Manorialism died slowly and piecemeal, along with its most vivid feature in the landscape, the open field system. It outlasted serfdom as it outlasted feudalism: "primarily an economic organization, it could maintain a warrior, but it could equally well maintain a capitalist landlord. It could be self-sufficient, yield produce for the market, or it could yield a money rent." The last feudal dues in France were abolished at the French Revolution. In parts of eastern Germany, the Rittergut manors of Junkers remained until World War II. In Quebec, the last feudal rents were paid in 1970 under the modified provisions of the Seigniorial Dues Abolition Act of 1935.

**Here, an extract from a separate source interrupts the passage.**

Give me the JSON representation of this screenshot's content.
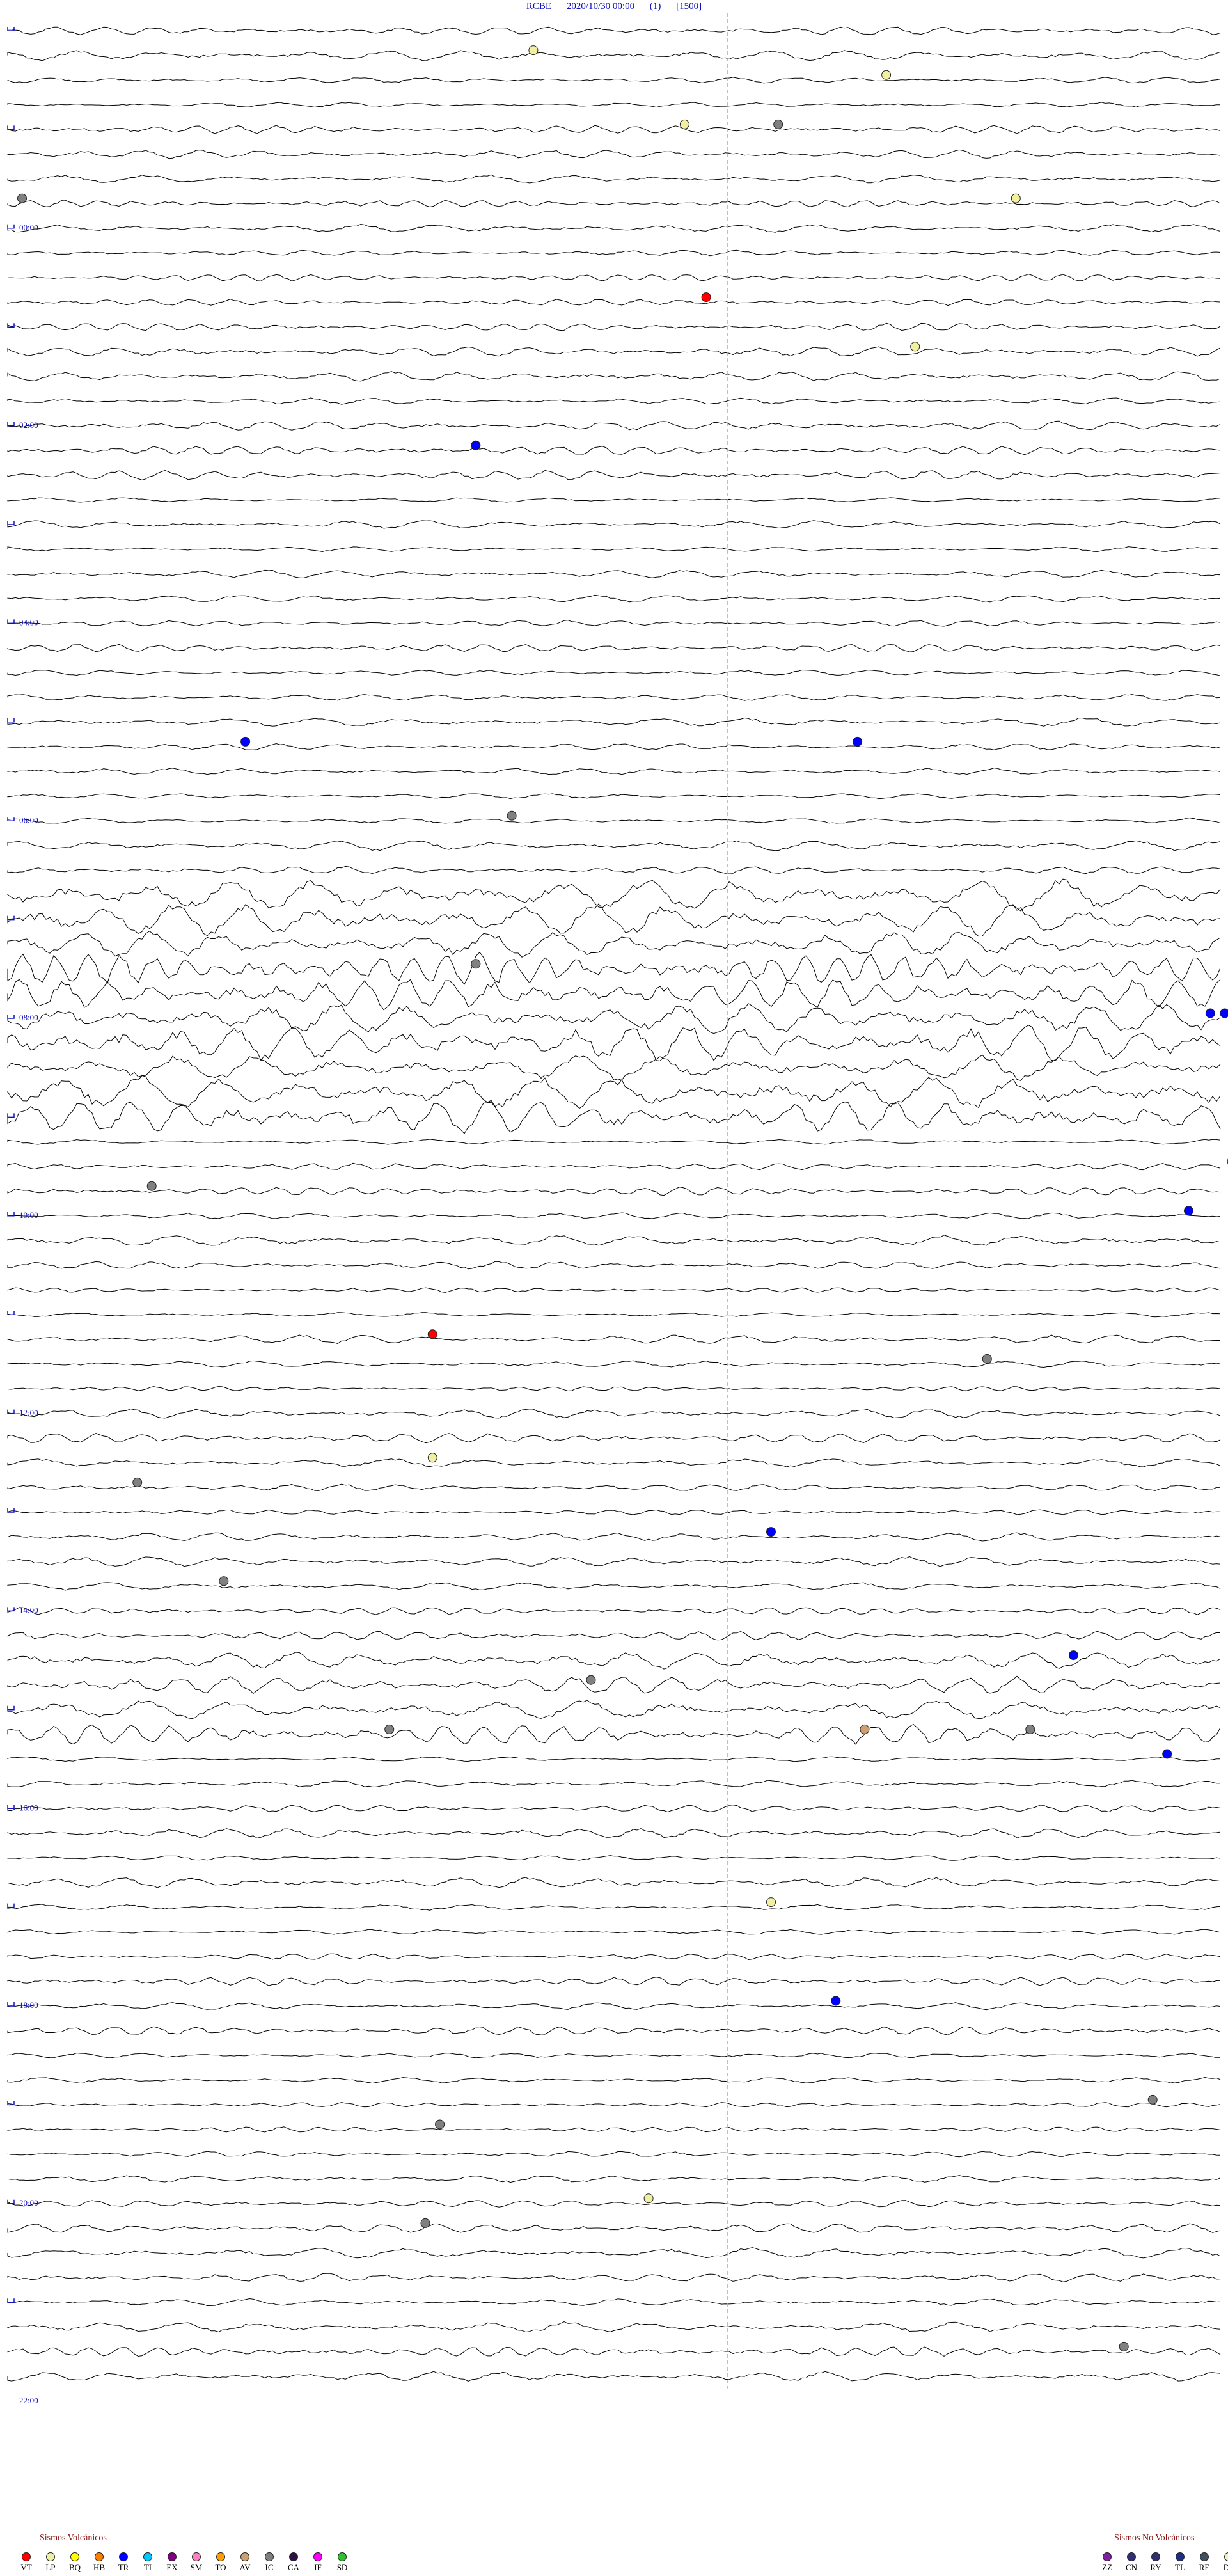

The term is most often used with reference to medieval Western Europe. Antecedents of the system can be traced to the rural economy of the later Roman Empire (Dominate). With a declining birthrate and population, labor was the key factor of production. Successive administrations tried to stabilise the imperial economy by freezing the social structure into place: sons were to succeed their fathers in their trade, councilors were forbidden to resign, and coloni, the cultivators of land, were not to move from the land they were attached to. The workers of the land were on their way to becoming serfs.
Several factors conspired to merge the status of former slaves and former free farmers into a dependent class of such coloni: it was possible to be described as servus et colonus, "both slave and colonus". Laws of Constantine I around 325 both reinforced the semi-servile status of the coloni and limited their rights to sue in the courts; the Codex Theodosianus promulgated under Theodosius II extended these restrictions. The legal status of adscripti, "bound to the soil", contrasted with barbarian foederati, who were permitted to settle within the imperial boundaries, remaining subject to their own traditional law.

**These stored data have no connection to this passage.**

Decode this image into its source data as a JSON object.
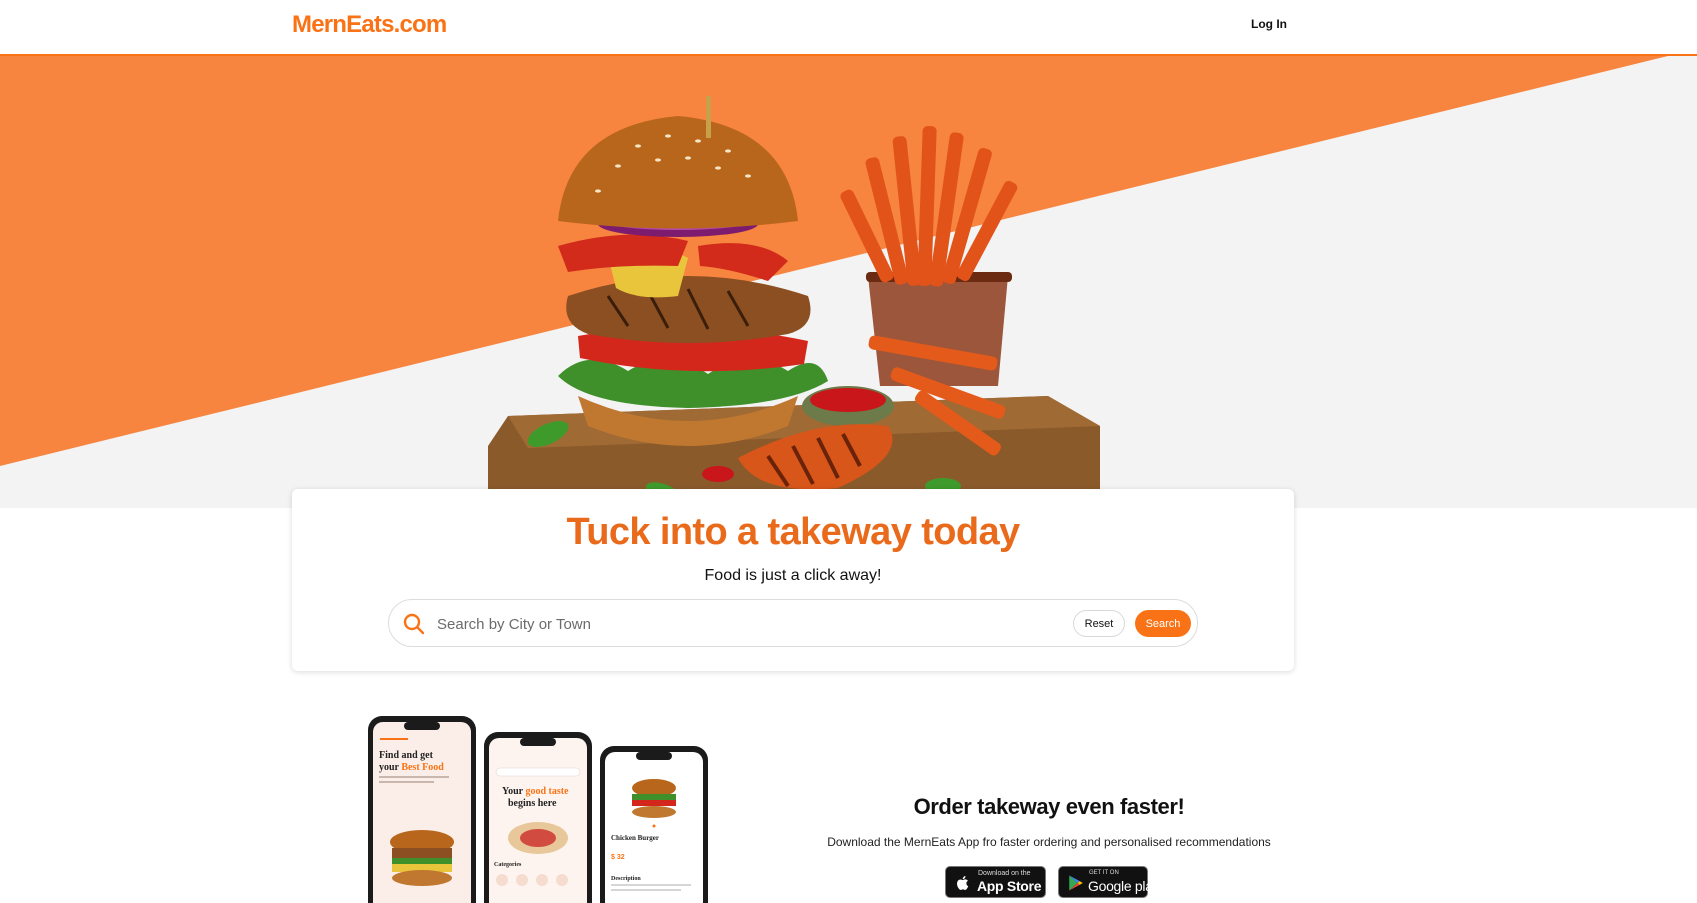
{
  "header": {
    "logo": "MernEats.com",
    "login_label": "Log In"
  },
  "hero": {
    "image_icon": "burger-and-fries-image"
  },
  "search_card": {
    "title": "Tuck into a takeway today",
    "subtitle": "Food is just a click away!",
    "search_placeholder": "Search by City or Town",
    "reset_label": "Reset",
    "search_label": "Search"
  },
  "app_promo": {
    "title": "Order takeway even faster!",
    "subtitle": "Download the MernEats App fro faster ordering and personalised recommendations",
    "app_store": {
      "small": "Download on the",
      "big": "App Store"
    },
    "google_play": {
      "small": "GET IT ON",
      "big": "Google play"
    },
    "phone1": {
      "line1": "Find and get",
      "line2a": "your ",
      "line2b": "Best Food"
    },
    "phone2": {
      "line1a": "Your ",
      "line1b": "good taste",
      "line2": "begins here",
      "categories": "Categories"
    },
    "phone3": {
      "name": "Chicken Burger",
      "price": "$ 32",
      "description": "Description"
    }
  },
  "colors": {
    "brand": "#f97316",
    "title": "#ea6a1c",
    "hero_bg": "#f3f3f3"
  }
}
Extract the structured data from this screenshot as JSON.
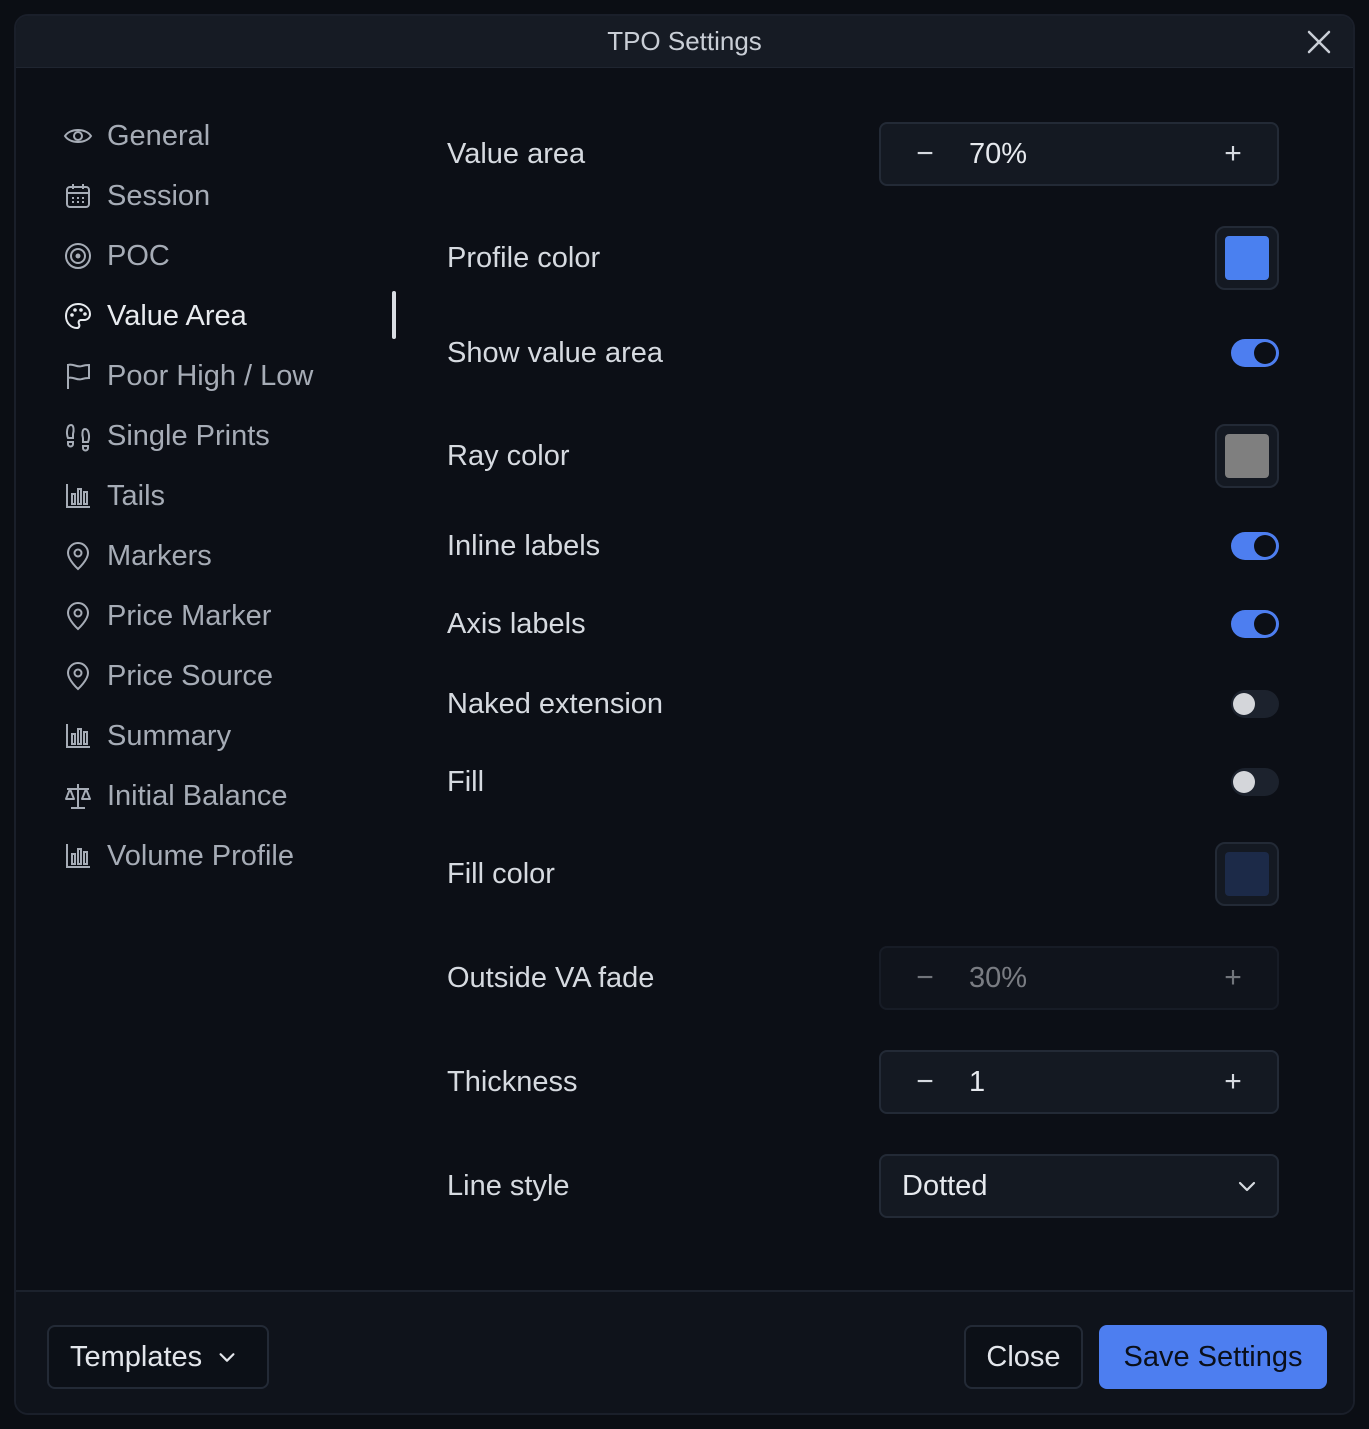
{
  "dialog": {
    "title": "TPO Settings",
    "close_icon": "close-icon"
  },
  "sidebar": {
    "items": [
      {
        "label": "General",
        "icon": "eye-icon",
        "active": false
      },
      {
        "label": "Session",
        "icon": "calendar-icon",
        "active": false
      },
      {
        "label": "POC",
        "icon": "target-icon",
        "active": false
      },
      {
        "label": "Value Area",
        "icon": "palette-icon",
        "active": true
      },
      {
        "label": "Poor High / Low",
        "icon": "flag-icon",
        "active": false
      },
      {
        "label": "Single Prints",
        "icon": "footprints-icon",
        "active": false
      },
      {
        "label": "Tails",
        "icon": "bar-chart-icon",
        "active": false
      },
      {
        "label": "Markers",
        "icon": "map-pin-icon",
        "active": false
      },
      {
        "label": "Price Marker",
        "icon": "map-pin-icon",
        "active": false
      },
      {
        "label": "Price Source",
        "icon": "map-pin-icon",
        "active": false
      },
      {
        "label": "Summary",
        "icon": "bar-chart-icon",
        "active": false
      },
      {
        "label": "Initial Balance",
        "icon": "scale-icon",
        "active": false
      },
      {
        "label": "Volume Profile",
        "icon": "bar-chart-icon",
        "active": false
      }
    ]
  },
  "settings": {
    "value_area": {
      "label": "Value area",
      "value": "70%",
      "minus": "−",
      "plus": "+"
    },
    "profile_color": {
      "label": "Profile color",
      "color": "#4a80f0"
    },
    "show_value_area": {
      "label": "Show value area",
      "on": true
    },
    "ray_color": {
      "label": "Ray color",
      "color": "#7f7f7f"
    },
    "inline_labels": {
      "label": "Inline labels",
      "on": true
    },
    "axis_labels": {
      "label": "Axis labels",
      "on": true
    },
    "naked_extension": {
      "label": "Naked extension",
      "on": false
    },
    "fill": {
      "label": "Fill",
      "on": false
    },
    "fill_color": {
      "label": "Fill color",
      "color": "#1c2a48"
    },
    "outside_va_fade": {
      "label": "Outside VA fade",
      "value": "30%",
      "minus": "−",
      "plus": "+",
      "disabled": true
    },
    "thickness": {
      "label": "Thickness",
      "value": "1",
      "minus": "−",
      "plus": "+"
    },
    "line_style": {
      "label": "Line style",
      "value": "Dotted"
    }
  },
  "footer": {
    "templates_label": "Templates",
    "close_label": "Close",
    "save_label": "Save Settings"
  },
  "colors": {
    "accent": "#4d7ef0",
    "background": "#0c0f16"
  }
}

As the Germanic kingdoms succeeded Roman authority in the West in the fifth century, Roman landlords were often simply replaced by Germanic ones, with little change to the underlying situation or displacement of populations.
The process of rural self-sufficiency was given an abrupt boost in the eighth century, when normal trade in the Mediterranean Sea was disrupted. The thesis put forward by Henri Pirenne supposes that the Arab conquests forced the medieval economy into even greater ruralization and gave rise to the classic feudal pattern of varying degrees of servile peasantry underpinning a hierarchy of localised power centers.